People cheat because they feel lost.
People feel lost, because they let fear win.
Infidelity has nothing to do with who, when and what is being sexed. It has nothing to do with the sex, age, gender, etc., of the other person. It has everything to do with feeling very lost.
And that has a lot to do with a life lived with no risk, no spontaneous connection, no intimate expression.
So, infidelity is a sure-fire way to put life back in the zombie! In the world of modern technology, affairs come to light, dude, they just do. Ultimately, no matter what, truth wins. And that will shatter the role your relationship and life were identified with… it opens the door to chaos, trauma, destruction, and suffering. And that shit feels way more alive!
But how about a much less painful and chaotic solution?
Monogamish.
It works like this. You agree that, say, once every 5-6 years, your partner might really fall for someone, get turned on by someone, or something. You know this because you know that even a good relationship can’t provide everything. And at the same time, we need to evolve, and sometimes that evolution includes a magical sexual connection. Affairs don’t go away, so own them. They are awesome; we love to have hot, heart, connections. Own it! Growth and personal discovery are as sexual as creation. Or sex is evolution. Sex, create, evolve. It can work like that.
And so, in the loving and owning of this, you set some boundaries around the possibility, and get excited to send fear packing!
Boundaries look something like this:
- Once every 5+ years. (Not every year!)
- Stay clear on the overarching win here. I’m pretty clear I want my beloved to have another first kiss, have another passionate experience of falling in love. I’m pretty clear I want it for myself too.
- Same city, same bed. So, it’s welcome to happen when you’re out of town once every 5 years or so.
- Because it’s loved, agreed, etc. I get to share it with my partner, play by play as it unfolds. This makes the whole affair an experience of deeper intimacy for my partner and myself.
- My primary partner has to always feel like they are my primary. The affair can’t make them feel secondary, and that is on me and the attention I give my primary.
- It definitely can’t happen if we are in a rough patch, sexually or otherwise.
- I have a real commitment to “out” sex life.
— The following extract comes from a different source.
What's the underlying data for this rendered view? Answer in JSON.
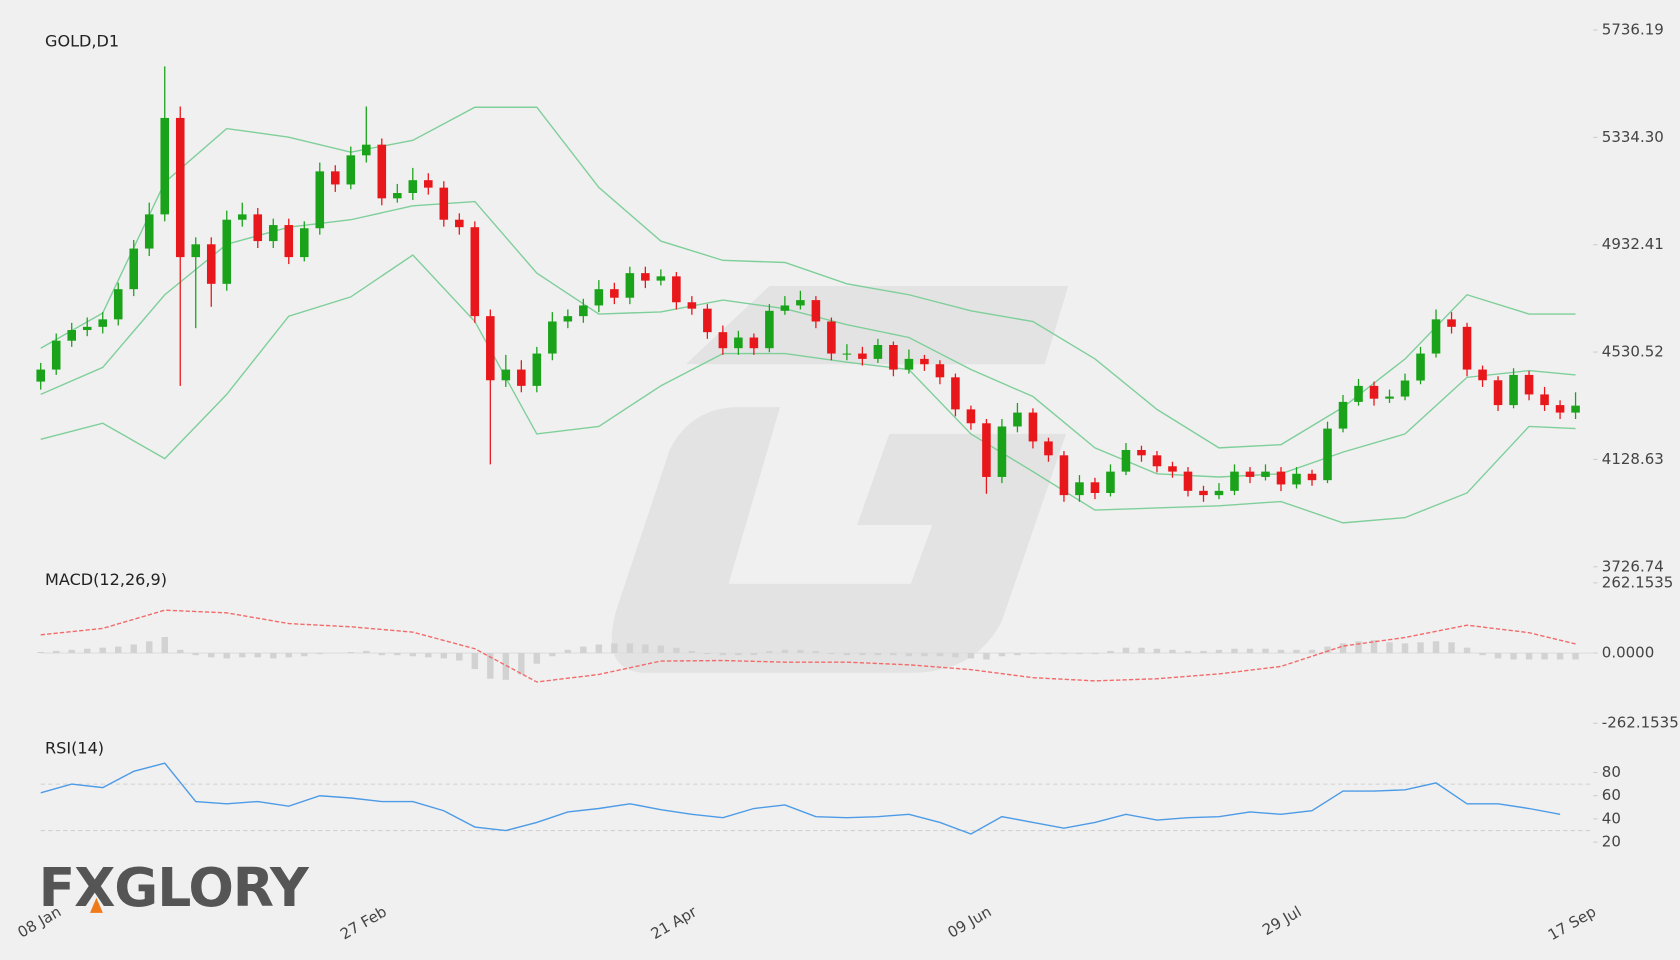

Like a spiritual life, sex life is this big, evolving place of inspiration and deeply knowing myself and the world. So I get to be bold and risky and push up against my fears and edges in and out of the sack. And I am committed to daily practice.
- Keep a risky commitment to rekindle a waning desire. (So, so many fun ways to do this!)
- Guilt is a deadly virus. So instead, I am committed to risk exposure, which means regular vulnerable communication to relieve the tension that natural little secrets and some natural hiding build up over time.
So what are your boundaries? What would you add to this list if you could shed the fear, take a real look at risk, and open up sexually? What do you need for that container? Just imagine if choosing your partner for life meant you got to have another first kiss, another affair, maybe fall in love totally again? What if you married someone to walk beside their ever-evolving journey, not to rope them into a role to make you the end-all forever?
I’ll keep riffing on this in my scrap notes, but I will leave you with this:
People cheat when they are lost.
Don’t create a relationship ripe for getting lost! Get out of the role, and expose fear!